Now, let's rate some movies (as if we were choosing star ratings using the Netflix interface)

In [None]:
myRatings = [
(1, 1),     # Toy Story
(780, 1000),   # Independence Day
(590, 1),   # Dances with Wolves
(648, 1000),   # Mission: Impossible
(344, 1),   # Ace Ventura: Pet Detective
(165, 1000),   # Die Hard With a Vengeance
(153, 1),   # Batman Forever
(597, 1),   # Pretty Woman
(1580, 1),  # Men in Black
(231, 1)   # Dumb and Dumber
]

We add our ratings under user ID 0, and re-train the model. Then find the top-scoring movies from the model. 

In [None]:

# Each of our ratings will have user ID 0
myRatingsRdd = sc.parallelize([Rating(0, p[0], p[1]) for p in myRatings])

# Train the model with both the original ratings, and the new ratings for "user 0"
model = ALS.train(ratingsRdd.union(myRatingsRdd), rank, numIterations)

# The "candidates rows" will have user ID 0, real movie IDs, and no rating
candidates = ratingsRdd.map(lambda rating: [0, rating[1]])

# We ask the algorithm to fill in a rating for each candidate
predictions = model.predictAll(candidates)

# Sort them so the highest predictions are at the top
topPredictions = predictions.distinct().map(lambda r: (r[2], r[1])).sortByKey(ascending=False)

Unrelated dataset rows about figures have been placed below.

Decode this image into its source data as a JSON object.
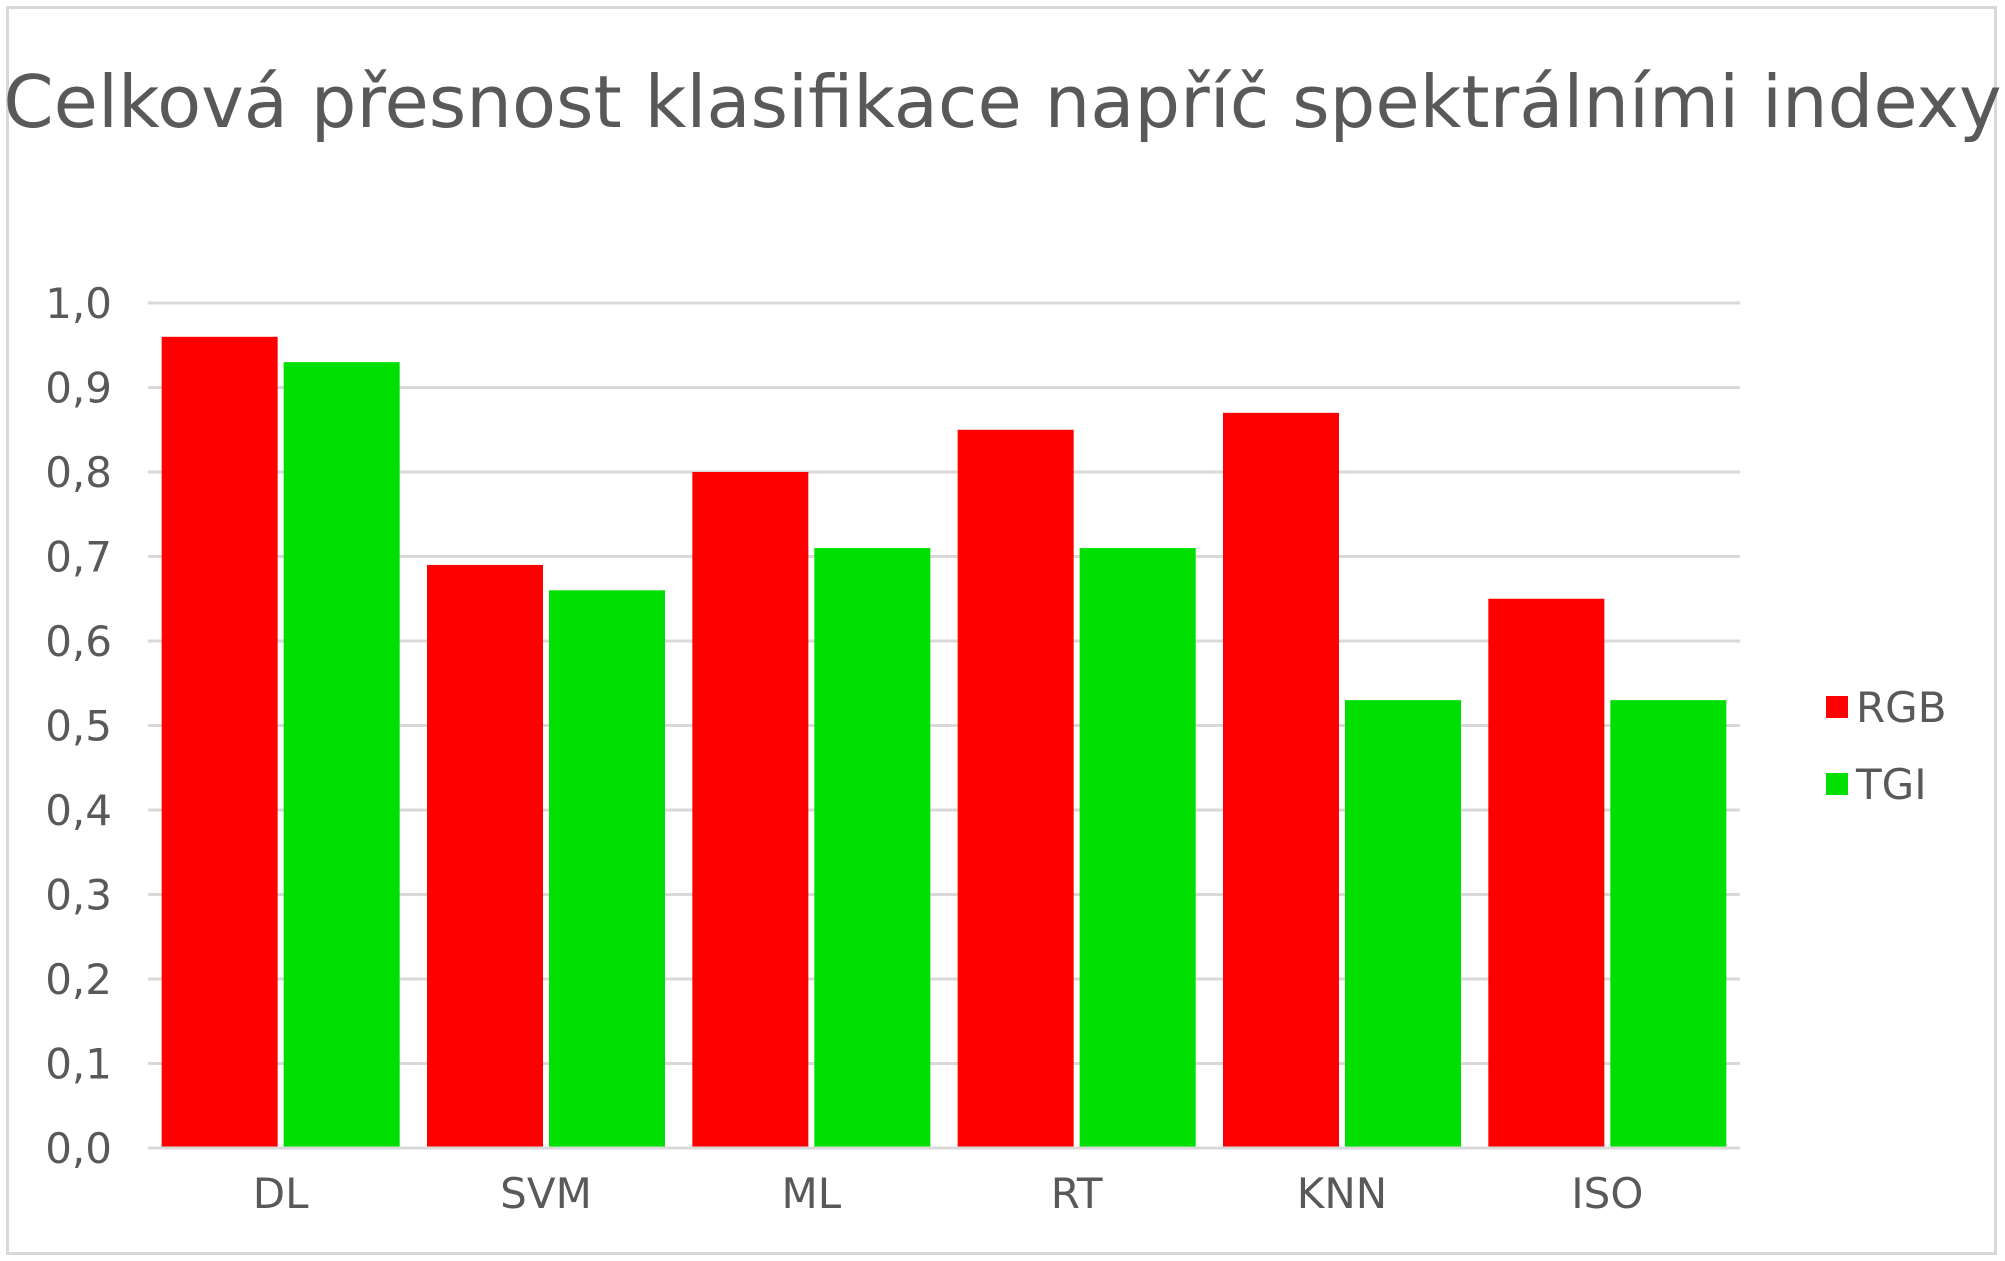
{
  "chart_data": {
    "type": "bar",
    "title": "Celková přesnost klasifikace napříč spektrálními indexy",
    "categories": [
      "DL",
      "SVM",
      "ML",
      "RT",
      "KNN",
      "ISO"
    ],
    "series": [
      {
        "name": "RGB",
        "color": "#ff0000",
        "values": [
          0.96,
          0.69,
          0.8,
          0.85,
          0.87,
          0.65
        ]
      },
      {
        "name": "TGI",
        "color": "#00e000",
        "values": [
          0.93,
          0.66,
          0.71,
          0.71,
          0.53,
          0.53
        ]
      }
    ],
    "ylim": [
      0,
      1
    ],
    "yticks": [
      0,
      0.1,
      0.2,
      0.3,
      0.4,
      0.5,
      0.6,
      0.7,
      0.8,
      0.9,
      1.0
    ],
    "ytick_labels": [
      "0,0",
      "0,1",
      "0,2",
      "0,3",
      "0,4",
      "0,5",
      "0,6",
      "0,7",
      "0,8",
      "0,9",
      "1,0"
    ],
    "grid": true,
    "legend_position": "right"
  }
}
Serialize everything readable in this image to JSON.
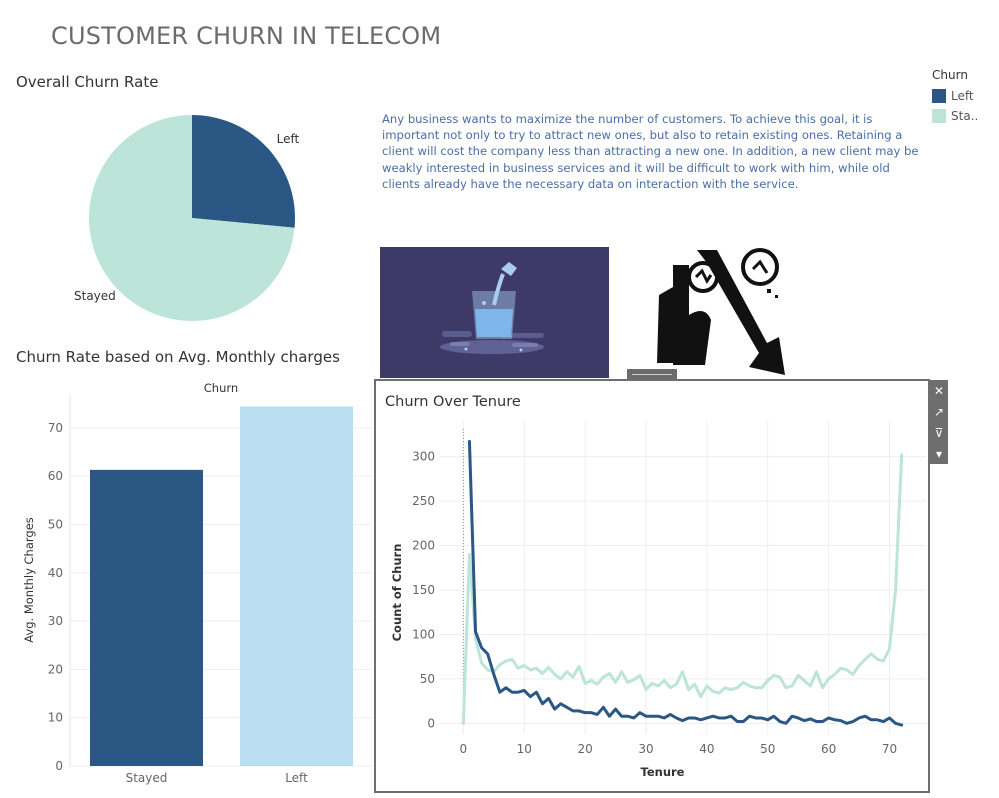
{
  "dashboard": {
    "title": "CUSTOMER CHURN IN TELECOM",
    "description": "Any business wants to maximize the number of customers. To achieve this goal, it is important not only to try to attract new ones, but also to retain existing ones. Retaining a client will cost the company less than attracting a new one. In addition, a new client may be weakly interested in business services and it will be difficult to work with him, while old clients already have the necessary data on interaction with the service."
  },
  "legend": {
    "title": "Churn",
    "items": [
      {
        "label": "Left",
        "color": "#2a5783"
      },
      {
        "label": "Sta..",
        "color": "#bce4d8"
      }
    ]
  },
  "panel_toolbar": {
    "close": "✕",
    "open": "↗",
    "filter": "⊽",
    "menu": "▾"
  },
  "colors": {
    "left": "#2a5783",
    "stayed": "#bce4d8",
    "left_bar": "#2a5783",
    "stayed_bar_light": "#b9ddf1",
    "grid": "#eeeeee"
  },
  "chart_data": [
    {
      "type": "pie",
      "title": "Overall Churn Rate",
      "slices": [
        {
          "label": "Left",
          "value": 26.5,
          "color": "#2a5783"
        },
        {
          "label": "Stayed",
          "value": 73.5,
          "color": "#bce4d8"
        }
      ]
    },
    {
      "type": "bar",
      "title": "Churn Rate based on Avg. Monthly charges",
      "header": "Churn",
      "categories": [
        "Stayed",
        "Left"
      ],
      "values": [
        61.3,
        74.4
      ],
      "colors": [
        "#2a5783",
        "#b9ddf1"
      ],
      "ylabel": "Avg. Monthly Charges",
      "ylim": [
        0,
        77
      ],
      "yticks": [
        0,
        10,
        20,
        30,
        40,
        50,
        60,
        70
      ],
      "grid": true
    },
    {
      "type": "line",
      "title": "Churn Over Tenure",
      "xlabel": "Tenure",
      "ylabel": "Count of Churn",
      "xlim": [
        -4,
        76
      ],
      "ylim": [
        -12,
        340
      ],
      "xticks": [
        0,
        10,
        20,
        30,
        40,
        50,
        60,
        70
      ],
      "yticks": [
        0,
        50,
        100,
        150,
        200,
        250,
        300
      ],
      "grid": true,
      "x": [
        0,
        1,
        2,
        3,
        4,
        5,
        6,
        7,
        8,
        9,
        10,
        11,
        12,
        13,
        14,
        15,
        16,
        17,
        18,
        19,
        20,
        21,
        22,
        23,
        24,
        25,
        26,
        27,
        28,
        29,
        30,
        31,
        32,
        33,
        34,
        35,
        36,
        37,
        38,
        39,
        40,
        41,
        42,
        43,
        44,
        45,
        46,
        47,
        48,
        49,
        50,
        51,
        52,
        53,
        54,
        55,
        56,
        57,
        58,
        59,
        60,
        61,
        62,
        63,
        64,
        65,
        66,
        67,
        68,
        69,
        70,
        71,
        72
      ],
      "series": [
        {
          "name": "Left",
          "color": "#2a5783",
          "values": [
            null,
            317,
            103,
            85,
            78,
            55,
            35,
            40,
            35,
            35,
            37,
            30,
            35,
            22,
            28,
            16,
            22,
            18,
            14,
            14,
            12,
            12,
            10,
            18,
            8,
            16,
            8,
            8,
            6,
            12,
            8,
            8,
            8,
            6,
            10,
            6,
            3,
            6,
            6,
            4,
            6,
            8,
            6,
            6,
            8,
            2,
            2,
            8,
            6,
            6,
            4,
            8,
            2,
            0,
            8,
            6,
            3,
            5,
            2,
            2,
            6,
            4,
            3,
            0,
            2,
            6,
            8,
            4,
            4,
            2,
            6,
            0,
            -2
          ]
        },
        {
          "name": "Stayed",
          "color": "#bce4d8",
          "values": [
            0,
            190,
            95,
            68,
            60,
            58,
            66,
            70,
            72,
            62,
            65,
            60,
            62,
            56,
            63,
            55,
            50,
            58,
            52,
            64,
            45,
            48,
            44,
            52,
            56,
            46,
            58,
            46,
            49,
            54,
            38,
            45,
            42,
            48,
            40,
            44,
            58,
            38,
            44,
            30,
            42,
            36,
            34,
            40,
            38,
            40,
            46,
            42,
            40,
            40,
            48,
            54,
            52,
            40,
            42,
            54,
            48,
            42,
            58,
            40,
            50,
            55,
            62,
            60,
            55,
            65,
            72,
            78,
            72,
            70,
            84,
            150,
            302
          ]
        }
      ]
    }
  ]
}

# Get the name of each movie in topPredictions
topPredictionsWithNames = topPredictions.map(lambda x: (x[0], x[1], getNameOfMovie(x[1])))

topPredictionsDF = topPredictionsWithNames.toDF(["Predicted Rating","Movie ID","Movie Title"])
show(topPredictionsDF)

# Questions
1. One problem with this program is that the movies that you initially rated always show up in the output as well. Can you remove them?
2. The Iterations and Rank parameters have a big effect on the quality of the model. Can you add a loop to optimize these?